Apache Storm provides event collection at massive scale. It provides real time processing and includes batch support through Trident – a high level abstraction for real time computing over Storm. It supports building stream processing logic in multiple languages, and guarantees delivery of data.
Apache Fink Streaming is a distributed stream processing engine that provides accurate results, even for out-of-sequence or delayed data. It maintains exactly-once application state to provide a robust streaming solution that is stateful and possesses an ability to seamlessly recover from failures. It performs well at large scale, with high volume and low latency characteristics.
Kafka Streams simplify application development by building on the Kafka producer and consumer libraries and leveraging the native capabilities of Kafka to offer data parallelism, distributed coordination, fault tolerance, and operational simplicity. It is best suited for streaming applications that use Kafka in their data pipeline.
Batch Processing
CCI has used the “Big Data” infrastructure to solve a major telecommunication company’s data processing bottleneck for reporting purposes. Call center tracking data had grown exponentially pushing up against a performance limitation causing a 48 hour delay in availability of the data for external application in the data warehouse staging systems. The scale issues in ETL and in the central data stores were forcing the organization to either compromise on data requirements reducing both scope and granularity of the data collected or committing sizable amounts of capital to expand infrastructure with diminishing returns on performance.

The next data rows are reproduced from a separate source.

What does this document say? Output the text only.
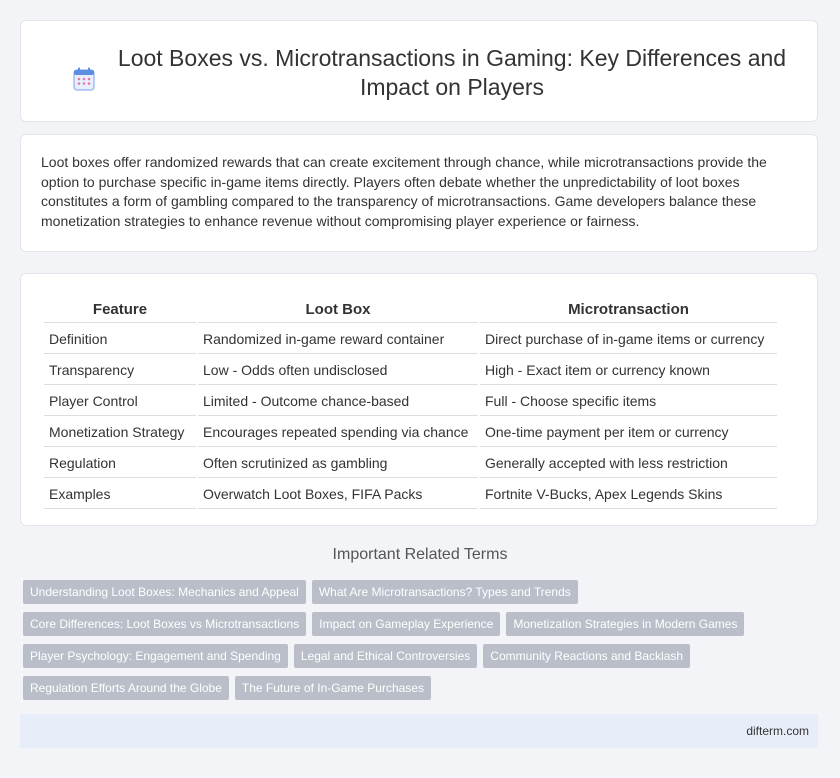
Loot Boxes vs. Microtransactions in Gaming: Key Differences and Impact on Players

Loot boxes offer randomized rewards that can create excitement through chance, while microtransactions provide the option to purchase specific in-game items directly. Players often debate whether the unpredictability of loot boxes constitutes a form of gambling compared to the transparency of microtransactions. Game developers balance these monetization strategies to enhance revenue without compromising player experience or fairness.

Feature	Loot Box	Microtransaction
Definition	Randomized in-game reward container	Direct purchase of in-game items or currency
Transparency	Low - Odds often undisclosed	High - Exact item or currency known
Player Control	Limited - Outcome chance-based	Full - Choose specific items
Monetization Strategy	Encourages repeated spending via chance	One-time payment per item or currency
Regulation	Often scrutinized as gambling	Generally accepted with less restriction
Examples	Overwatch Loot Boxes, FIFA Packs	Fortnite V-Bucks, Apex Legends Skins
Important Related Terms
Understanding Loot Boxes: Mechanics and Appeal What Are Microtransactions? Types and Trends
Core Differences: Loot Boxes vs Microtransactions Impact on Gameplay Experience Monetization Strategies in Modern Games
Player Psychology: Engagement and Spending Legal and Ethical Controversies Community Reactions and Backlash
Regulation Efforts Around the Globe The Future of In-Game Purchases
difterm.com
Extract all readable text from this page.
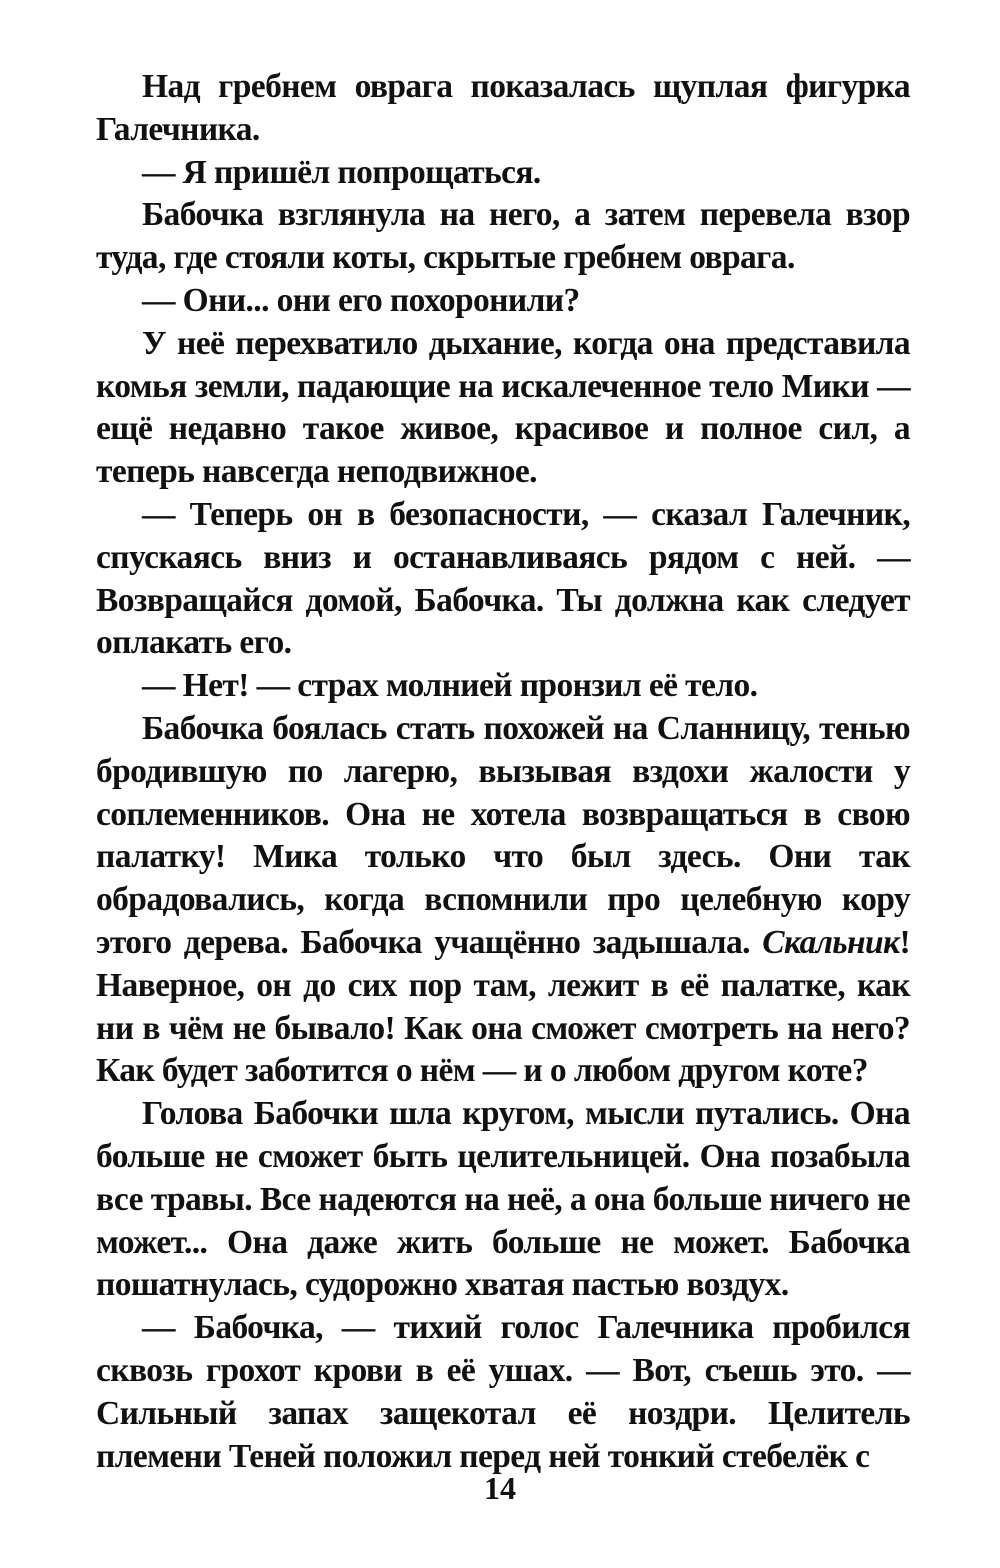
Над гребнем оврага показалась щуплая фигурка Галечника.

— Я пришёл попрощаться.

Бабочка взглянула на него, а затем перевела взор туда, где стояли коты, скрытые гребнем оврага.

— Они... они его похоронили?

У неё перехватило дыхание, когда она представила комья земли, падающие на искалеченное тело Мики — ещё недавно такое живое, красивое и полное сил, а теперь навсегда неподвижное.

— Теперь он в безопасности, — сказал Галечник, спускаясь вниз и останавливаясь рядом с ней. — Возвращайся домой, Бабочка. Ты должна как следует оплакать его.

— Нет! — страх молнией пронзил её тело.

Бабочка боялась стать похожей на Сланницу, тенью бродившую по лагерю, вызывая вздохи жалости у соплеменников. Она не хотела возвращаться в свою палатку! Мика только что был здесь. Они так обрадовались, когда вспомнили про целебную кору этого дерева. Бабочка учащённо задышала. Скальник! Наверное, он до сих пор там, лежит в её палатке, как ни в чём не бывало! Как она сможет смотреть на него? Как будет заботится о нём — и о любом другом коте?

Голова Бабочки шла кругом, мысли путались. Она больше не сможет быть целительницей. Она позабыла все травы. Все надеются на неё, а она больше ничего не может... Она даже жить больше не может. Бабочка пошатнулась, судорожно хватая пастью воздух.

— Бабочка, — тихий голос Галечника пробился сквозь грохот крови в её ушах. — Вот, съешь это. — Сильный запах защекотал её ноздри. Целитель племени Теней положил перед ней тонкий стебелёк с

14
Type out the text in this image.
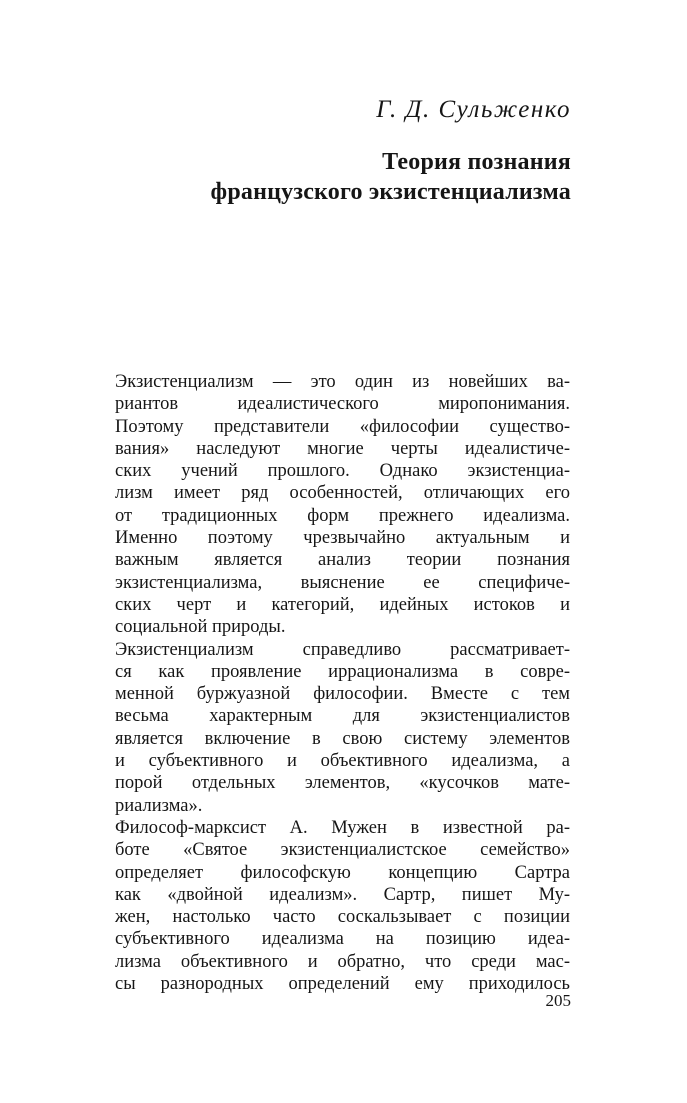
Г. Д. Сульженко
Теория познания
французского экзистенциализма
Экзистенциализм — это один из новейших ва-
риантов идеалистического миропонимания.
Поэтому представители «философии существо-
вания» наследуют многие черты идеалистиче-
ских учений прошлого. Однако экзистенциа-
лизм имеет ряд особенностей, отличающих его
от традиционных форм прежнего идеализма.
Именно поэтому чрезвычайно актуальным и
важным является анализ теории познания
экзистенциализма, выяснение ее специфиче-
ских черт и категорий, идейных истоков и
социальной природы.
Экзистенциализм справедливо рассматривает-
ся как проявление иррационализма в совре-
менной буржуазной философии. Вместе с тем
весьма характерным для экзистенциалистов
является включение в свою систему элементов
и субъективного и объективного идеализма, а
порой отдельных элементов, «кусочков мате-
риализма».
Философ-марксист А. Мужен в известной ра-
боте «Святое экзистенциалистское семейство»
определяет философскую концепцию Сартра
как «двойной идеализм». Сартр, пишет Му-
жен, настолько часто соскальзывает с позиции
субъективного идеализма на позицию идеа-
лизма объективного и обратно, что среди мас-
сы разнородных определений ему приходилось
205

CCI delivered a fully integrated, highly scalable, and low-cost ETL solution based on Hadoop “Big Data” infrastructure to support their growing data needs. The system ingests data from workflow database, transform it, stores it in high volume store, and exports it to various data marts in time for generation of business reports. It runs on low-cost commodity hardware on clustered instances within the corporate cloud, and is projected to provide a linear growth path with minimal performance impact.